Not long ago the great sociobiologist E.O Wilson affirmed group-selection over individual selection---as the Boston Globe put it: “Wilson is not arguing that members of certain species don't sacrifice themselves for the benefit of their relatives. They do. But it's his position that kinship and relatedness aren't essential in causing the development of advanced social behaviors like altruism ---that the reason such behaviors catch on is that they're evolutionarily advantageous on a group level. That socially advanced organisms end up favoring their kin, Wilson argues, is a byproduct of their group membership, not the cause.” Research backs up this position. I would agree with this as long as it is also understood that group-selection, altruism, and conservatism have favored genetically related groups over more distantly related groups. There is a natural continuum of altruism, concern for the world comes after concern for ones own land and people.
What does this do for individualism and libertarianism? Individualism often leads to hedonism and general selfishness, all passions and activity become submerged in the individual, which damages group altruism, and this in turn damages individuals. Yes, the individual is important, especially innovative individuals, and yes, it's easier for individuals to survive now, but nobody can rightly say that the individual can survive for long alone without the group. And we must also mention the loss of foundational ethics based in altruism.

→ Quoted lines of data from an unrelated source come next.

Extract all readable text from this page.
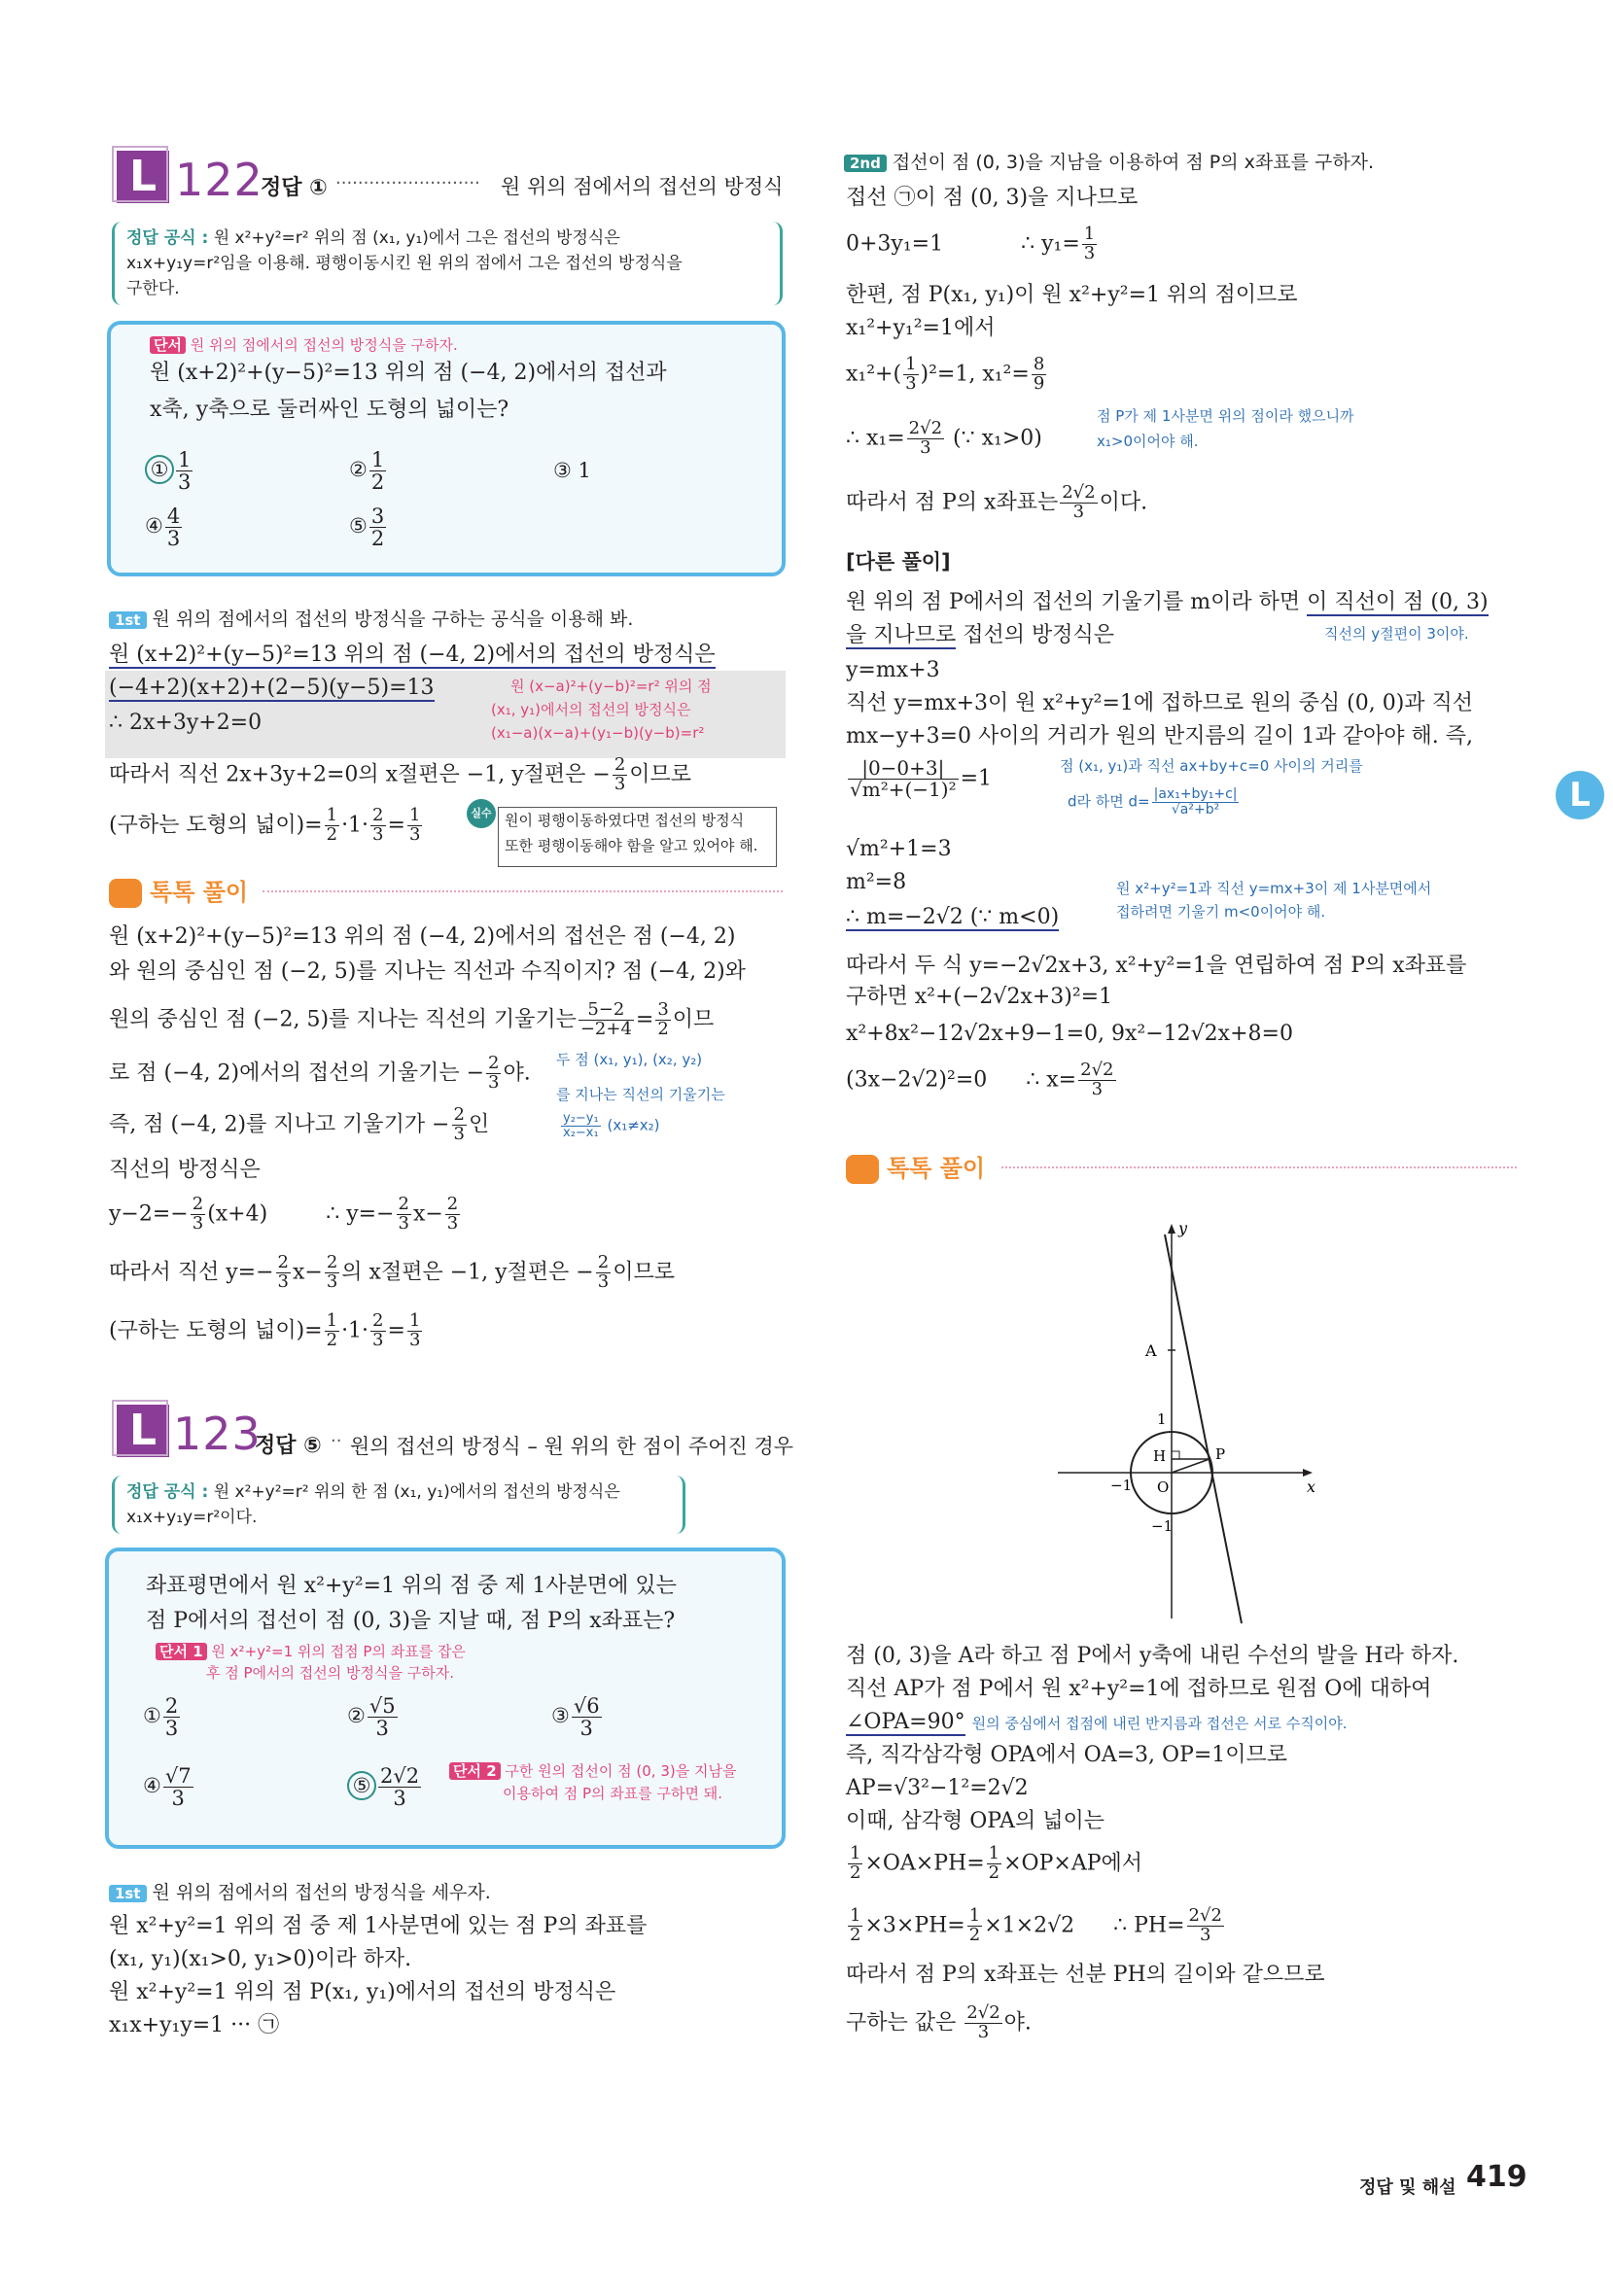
L 122
정답 ① ·························· 원 위의 점에서의 접선의 방정식
정답 공식 : 원 x²+y²=r² 위의 점 (x₁, y₁)에서 그은 접선의 방정식은
x₁x+y₁y=r²임을 이용해. 평행이동시킨 원 위의 점에서 그은 접선의 방정식을
구한다.
단서 원 위의 점에서의 접선의 방정식을 구하자.
원 (x+2)²+(y−5)²=13 위의 점 (−4, 2)에서의 접선과
x축, y축으로 둘러싸인 도형의 넓이는?
① $\frac{1}{3}$	② $\frac{1}{2}$	③ 1
④ $\frac{4}{3}$	⑤ $\frac{3}{2}$
1st 원 위의 점에서의 접선의 방정식을 구하는 공식을 이용해 봐.
원 (x+2)²+(y−5)²=13 위의 점 (−4, 2)에서의 접선의 방정식은
(−4+2)(x+2)+(2−5)(y−5)=13
∴ 2x+3y+2=0
원 (x−a)²+(y−b)²=r² 위의 점
(x₁, y₁)에서의 접선의 방정식은
(x₁−a)(x−a)+(y₁−b)(y−b)=r²
따라서 직선 2x+3y+2=0의 x절편은 −1, y절편은 − $\frac{2}{3}$ 이므로
(구하는 도형의 넓이)= $\frac{1}{2} \cdot 1\cdot \frac{2}{3} = \frac{1}{3}$	실수 원이 평행이동하였다면 접선의 방정식
또한 평행이동해야 함을 알고 있어야 해.
톡톡 풀이
원 (x+2)²+(y−5)²=13 위의 점 (−4, 2)에서의 접선은 점 (−4, 2)
와 원의 중심인 점 (−2, 5)를 지나는 직선과 수직이지? 점 (−4, 2)와
원의 중심인 점 (−2, 5)를 지나는 직선의 기울기는 $\frac{5-2}{-2+4} = \frac{3}{2}$ 이므
로 점 (−4, 2)에서의 접선의 기울기는 − $\frac{2}{3}$ 야.
두 점 (x₁, y₁), (x₂, y₂)
를 지나는 직선의 기울기는
$\frac{\text{y₂−y₁}}{\text{x₂−x₁}} (x_1\ne x_2)$
즉, 점 (−4, 2)를 지나고 기울기가 − $\frac{2}{3}$ 인
직선의 방정식은
$y-2=- \frac{2}{3} (x+4)$	∴ $y=- \frac{2}{3} x- \frac{2}{3}$
따라서 직선 $y=- \frac{2}{3} x- \frac{2}{3}$ 의 x절편은 −1, y절편은 − $\frac{2}{3}$ 이므로
(구하는 도형의 넓이)= $\frac{1}{2} \cdot 1\cdot \frac{2}{3} = \frac{1}{3}$
L 123
정답 ⑤ ·· 원의 접선의 방정식 – 원 위의 한 점이 주어진 경우
정답 공식 : 원 x²+y²=r² 위의 한 점 (x₁, y₁)에서의 접선의 방정식은
x₁x+y₁y=r²이다.
좌표평면에서 원 x²+y²=1 위의 점 중 제 1사분면에 있는
점 P에서의 접선이 점 (0, 3)을 지날 때, 점 P의 x좌표는?
단서 1 원 x²+y²=1 위의 접점 P의 좌표를 잡은
후 점 P에서의 접선의 방정식을 구하자.
① $\frac{2}{3}$	② $\frac{√5}{3}$	③ $\frac{√6}{3}$
④ $\frac{√7}{3}$	⑤ $\frac{2√2}{3}$ 단서 2 구한 원의 접선이 점 (0, 3)을 지남을
이용하여 점 P의 좌표를 구하면 돼.
1st 원 위의 점에서의 접선의 방정식을 세우자.
원 x²+y²=1 위의 점 중 제 1사분면에 있는 점 P의 좌표를
(x₁, y₁)(x₁>0, y₁>0)이라 하자.
원 x²+y²=1 위의 점 P(x₁, y₁)에서의 접선의 방정식은
x₁x+y₁y=1 ··· ㉠
2nd 접선이 점 (0, 3)을 지남을 이용하여 점 P의 x좌표를 구하자.
접선 ㉠이 점 (0, 3)을 지나므로
0+3y₁=1	∴ $y_1= \frac{1}{3}$
한편, 점 P(x₁, y₁)이 원 x²+y²=1 위의 점이므로
x₁²+y₁²=1에서
$x_1^2+( \frac{1}{3} )^2=1$, $x_1^2= \frac{8}{9}$
∴ $x_1= \frac{2√2}{3}$ (∵ x₁>0)
점 P가 제 1사분면 위의 점이라 했으니까
x₁>0이어야 해.
따라서 점 P의 x좌표는 $\frac{2√2}{3}$ 이다.
[다른 풀이]
원 위의 점 P에서의 접선의 기울기를 m이라 하면 이 직선이 점 (0, 3)
을 지나므로 접선의 방정식은	직선의 y절편이 3이야.
y=mx+3
직선 y=mx+3이 원 x²+y²=1에 접하므로 원의 중심 (0, 0)과 직선
mx−y+3=0 사이의 거리가 원의 반지름의 길이 1과 같아야 해. 즉,
$\frac{|0-0+3|}{\text{√m²+(−1)²}} =1$
점 (x₁, y₁)과 직선 ax+by+c=0 사이의 거리를
d라 하면 $d= \frac{\text{|ax₁+by₁+c|}}{\text{√a²+b²}}$
√m²+1=3
m²=8
∴ m=−2√2 (∵ m<0)
원 x²+y²=1과 직선 y=mx+3이 제 1사분면에서
접하려면 기울기 m<0이어야 해.
따라서 두 식 y=−2√2x+3, x²+y²=1을 연립하여 점 P의 x좌표를
구하면 x²+(−2√2x+3)²=1
x²+8x²−12√2x+9−1=0, 9x²−12√2x+8=0
(3x−2√2)²=0 ∴ $x= \frac{2√2}{3}$
톡톡 풀이
y
x
A
1
H	P
−1 O
−1
점 (0, 3)을 A라 하고 점 P에서 y축에 내린 수선의 발을 H라 하자.
직선 AP가 점 P에서 원 x²+y²=1에 접하므로 원점 O에 대하여
∠OPA=90° 원의 중심에서 접점에 내린 반지름과 접선은 서로 수직이야.
즉, 직각삼각형 OPA에서 OA=3, OP=1이므로
AP=√3²−1²=2√2
이때, 삼각형 OPA의 넓이는
$\frac{1}{2} \times OA\times PH= \frac{1}{2} \times OP\times AP$에서
$\frac{1}{2} \times 3\times PH= \frac{1}{2} \times 1\times 2√2$ ∴ $PH= \frac{2√2}{3}$
따라서 점 P의 x좌표는 선분 PH의 길이와 같으므로
구하는 값은 $\frac{2√2}{3}$ 야.
L
정답 및 해설 419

Public morality is legitimate, private morality is not nearly enough, so those who say if you don't like the program turn it off, are short-sighted and even irresponsible. Conservatism is not really a negation of individualism, it just puts it in its natural place. But I would probably still vote for libertarian Rand Paul, given the choices. This also affirms those who, like myself, see ethnopluralism within many small distinct states, virtual ethnostates, as the most natural social configuration, in line with real human nature.